But you’ll need a $200 subscription to watch.
The NBA have always been early adopters when it comes to embracing virtual reality. Last year, the major sports league teamed up with NextVR to capture the 2015 All-Star Game and slam-dunk contest in 360° VR video.
Today, NBA Digital has once again teamed up with NextVR, announcing that they’ll be broadcasting at least one game every week during the season in VR, which tips off October 25th. The VR livestreamed games, will be complete with dedicated announcers, multiple camera angles, and VR-optimized graphics to keep track of the game. Game breaks will be filled with in-venue entertainment, behind-the-scenes footage from the arena and VR-specific commentary.
This is a first of its kind deal for VR, boding well for the future of virtual reality as a sports and entertainment medium.
There is one catch though. You’ll need a $200 yearly subscription to NBA League Pass, a streaming service that lets you watch live and on-demand games with your smartphone, tablet, set-top box and the web. If you want to preview the experience before forking over the dough, the NBA will be offering a trial on October 27th during the game between the San Antonio Spurs and Sacramento Kings.
Fans with a Samsung Gear VR headset and a compatible Samsung smartphone can experience the free
preview by accessing the NBA Channel within the NextVR app.

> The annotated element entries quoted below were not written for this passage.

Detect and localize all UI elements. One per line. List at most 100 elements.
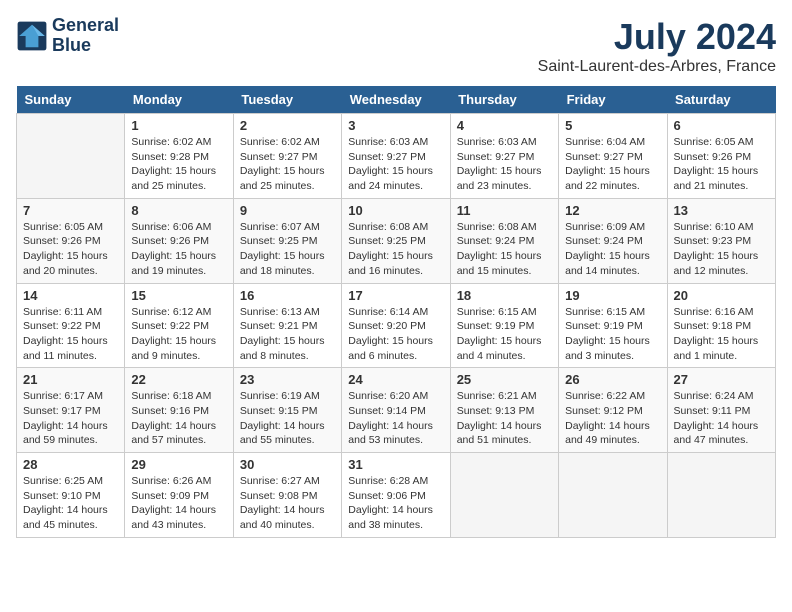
cell-content: Sunrise: 6:28 AM Sunset: 9:06 PM Dayligh… (348, 474, 443, 533)
calendar-table: SundayMondayTuesdayWednesdayThursdayFrid… (16, 86, 776, 538)
day-number: 8 (131, 203, 226, 218)
day-number: 27 (674, 372, 769, 387)
cell-content: Sunrise: 6:26 AM Sunset: 9:09 PM Dayligh… (131, 474, 226, 533)
calendar-cell (17, 114, 125, 199)
day-number: 18 (457, 288, 552, 303)
cell-content: Sunrise: 6:15 AM Sunset: 9:19 PM Dayligh… (565, 305, 660, 364)
calendar-week-row: 1Sunrise: 6:02 AM Sunset: 9:28 PM Daylig… (17, 114, 776, 199)
day-number: 3 (348, 118, 443, 133)
calendar-week-row: 28 Sunrise: 6:25 AM Sunset: 9:10 PM Dayli… (17, 453, 776, 538)
day-number: 23 (240, 372, 335, 387)
day-number: 26 (565, 372, 660, 387)
cell-content: Sunrise: 6:24 AM Sunset: 9:11 PM Dayligh… (674, 389, 769, 448)
subtitle: Saint-Laurent-des-Arbres, France (538, 58, 776, 76)
calendar-cell: 1Sunrise: 6:02 AM Sunset: 9:28 PM Daylig… (125, 114, 233, 199)
day-number: 10 (348, 203, 443, 218)
calendar-cell (667, 453, 775, 538)
calendar-cell: 22 Sunrise: 6:18 AM Sunset: 9:16 PM Dayli… (125, 368, 233, 453)
logo: General Blue (16, 16, 119, 56)
day-number: 7 (23, 203, 118, 218)
cell-content: Sunrise: 6:02 AM Sunset: 9:28 PM Dayligh… (131, 135, 226, 194)
cell-content: Sunrise: 6:05 AM Sunset: 9:26 PM Dayligh… (23, 220, 118, 279)
day-number: 12 (565, 203, 660, 218)
cell-content: Sunrise: 6:18 AM Sunset: 9:16 PM Dayligh… (131, 389, 226, 448)
day-number: 21 (23, 372, 118, 387)
cell-content: Sunrise: 6:17 AM Sunset: 9:17 PM Dayligh… (23, 389, 118, 448)
cell-content: Sunrise: 6:21 AM Sunset: 9:13 PM Dayligh… (457, 389, 552, 448)
calendar-cell: 26 Sunrise: 6:22 AM Sunset: 9:12 PM Dayli… (559, 368, 667, 453)
page-header: General Blue July 2024 Saint-Laurent-des… (16, 16, 776, 76)
cell-content: Sunrise: 6:10 AM Sunset: 9:23 PM Dayligh… (674, 220, 769, 279)
calendar-cell: 16 Sunrise: 6:13 AM Sunset: 9:21 PM Dayli… (233, 283, 341, 368)
cell-content: Sunrise: 6:08 AM Sunset: 9:25 PM Dayligh… (348, 220, 443, 279)
day-number: 6 (674, 118, 769, 133)
cell-content: Sunrise: 6:13 AM Sunset: 9:21 PM Dayligh… (240, 305, 335, 364)
header-wednesday: Wednesday (342, 86, 450, 114)
day-number: 2 (240, 118, 335, 133)
cell-content: Sunrise: 6:20 AM Sunset: 9:14 PM Dayligh… (348, 389, 443, 448)
main-title: July 2024 (538, 16, 776, 58)
calendar-cell: 2 Sunrise: 6:02 AM Sunset: 9:27 PM Daylig… (233, 114, 341, 199)
calendar-cell: 29Sunrise: 6:26 AM Sunset: 9:09 PM Dayli… (125, 453, 233, 538)
calendar-header-row: SundayMondayTuesdayWednesdayThursdayFrid… (17, 86, 776, 114)
calendar-cell: 7 Sunrise: 6:05 AM Sunset: 9:26 PM Daylig… (17, 198, 125, 283)
day-number: 28 (23, 457, 118, 472)
day-number: 13 (674, 203, 769, 218)
calendar-week-row: 7 Sunrise: 6:05 AM Sunset: 9:26 PM Daylig… (17, 198, 776, 283)
calendar-cell: 25 Sunrise: 6:21 AM Sunset: 9:13 PM Dayli… (450, 368, 558, 453)
calendar-cell: 18Sunrise: 6:15 AM Sunset: 9:19 PM Dayli… (450, 283, 558, 368)
calendar-cell: 6 Sunrise: 6:05 AM Sunset: 9:26 PM Daylig… (667, 114, 775, 199)
logo-text: General Blue (52, 16, 119, 56)
title-area: July 2024 Saint-Laurent-des-Arbres, Fran… (538, 16, 776, 76)
calendar-cell: 21 Sunrise: 6:17 AM Sunset: 9:17 PM Dayli… (17, 368, 125, 453)
cell-content: Sunrise: 6:27 AM Sunset: 9:08 PM Dayligh… (240, 474, 335, 533)
calendar-cell: 31Sunrise: 6:28 AM Sunset: 9:06 PM Dayli… (342, 453, 450, 538)
day-number: 5 (565, 118, 660, 133)
header-thursday: Thursday (450, 86, 558, 114)
day-number: 4 (457, 118, 552, 133)
day-number: 16 (240, 288, 335, 303)
day-number: 15 (131, 288, 226, 303)
cell-content: Sunrise: 6:03 AM Sunset: 9:27 PM Dayligh… (457, 135, 552, 194)
cell-content: Sunrise: 6:03 AM Sunset: 9:27 PM Dayligh… (348, 135, 443, 194)
header-saturday: Saturday (667, 86, 775, 114)
cell-content: Sunrise: 6:16 AM Sunset: 9:18 PM Dayligh… (674, 305, 769, 364)
day-number: 24 (348, 372, 443, 387)
cell-content: Sunrise: 6:02 AM Sunset: 9:27 PM Dayligh… (240, 135, 335, 194)
cell-content: Sunrise: 6:22 AM Sunset: 9:12 PM Dayligh… (565, 389, 660, 448)
cell-content: Sunrise: 6:07 AM Sunset: 9:25 PM Dayligh… (240, 220, 335, 279)
day-number: 20 (674, 288, 769, 303)
day-number: 19 (565, 288, 660, 303)
day-number: 25 (457, 372, 552, 387)
cell-content: Sunrise: 6:06 AM Sunset: 9:26 PM Dayligh… (131, 220, 226, 279)
calendar-cell: 27 Sunrise: 6:24 AM Sunset: 9:11 PM Dayli… (667, 368, 775, 453)
calendar-cell: 3 Sunrise: 6:03 AM Sunset: 9:27 PM Daylig… (342, 114, 450, 199)
calendar-cell: 14Sunrise: 6:11 AM Sunset: 9:22 PM Dayli… (17, 283, 125, 368)
calendar-cell: 9Sunrise: 6:07 AM Sunset: 9:25 PM Daylig… (233, 198, 341, 283)
calendar-cell: 30 Sunrise: 6:27 AM Sunset: 9:08 PM Dayli… (233, 453, 341, 538)
cell-content: Sunrise: 6:19 AM Sunset: 9:15 PM Dayligh… (240, 389, 335, 448)
cell-content: Sunrise: 6:08 AM Sunset: 9:24 PM Dayligh… (457, 220, 552, 279)
logo-icon (16, 20, 48, 52)
cell-content: Sunrise: 6:09 AM Sunset: 9:24 PM Dayligh… (565, 220, 660, 279)
day-number: 30 (240, 457, 335, 472)
calendar-week-row: 21 Sunrise: 6:17 AM Sunset: 9:17 PM Dayli… (17, 368, 776, 453)
calendar-cell (450, 453, 558, 538)
day-number: 22 (131, 372, 226, 387)
calendar-cell: 20 Sunrise: 6:16 AM Sunset: 9:18 PM Dayli… (667, 283, 775, 368)
calendar-cell: 24 Sunrise: 6:20 AM Sunset: 9:14 PM Dayli… (342, 368, 450, 453)
calendar-cell: 19 Sunrise: 6:15 AM Sunset: 9:19 PM Dayli… (559, 283, 667, 368)
calendar-cell: 17Sunrise: 6:14 AM Sunset: 9:20 PM Dayli… (342, 283, 450, 368)
cell-content: Sunrise: 6:25 AM Sunset: 9:10 PM Dayligh… (23, 474, 118, 533)
cell-content: Sunrise: 6:04 AM Sunset: 9:27 PM Dayligh… (565, 135, 660, 194)
header-friday: Friday (559, 86, 667, 114)
calendar-cell: 4 Sunrise: 6:03 AM Sunset: 9:27 PM Daylig… (450, 114, 558, 199)
calendar-cell: 28 Sunrise: 6:25 AM Sunset: 9:10 PM Dayli… (17, 453, 125, 538)
header-sunday: Sunday (17, 86, 125, 114)
cell-content: Sunrise: 6:05 AM Sunset: 9:26 PM Dayligh… (674, 135, 769, 194)
day-number: 11 (457, 203, 552, 218)
cell-content: Sunrise: 6:14 AM Sunset: 9:20 PM Dayligh… (348, 305, 443, 364)
calendar-cell: 13 Sunrise: 6:10 AM Sunset: 9:23 PM Dayli… (667, 198, 775, 283)
calendar-cell: 23 Sunrise: 6:19 AM Sunset: 9:15 PM Dayli… (233, 368, 341, 453)
calendar-cell: 5 Sunrise: 6:04 AM Sunset: 9:27 PM Daylig… (559, 114, 667, 199)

Later this season, the offering will be
expanded to support additional VR headset options.
A full schedule of weekly VR games will be announced at the end of this month, but we can expect 25 games this season, with all 30 teams appearing at least once.
Last month, the NBA teamed up with Oculus on a 25-minute long VR documentary, Follow My Lead: The Story of the 2016 NBA Finals, narrated by actor Michael B. Jordan. Although we might not be used to longer form VR content, the length of the film turned the focus on the story, not the technology. The creators also pushed what is typically seen in the length of cuts for VR, using quick cuts that averaged 6-8 seconds versus a more common approach of 10 seconds or more.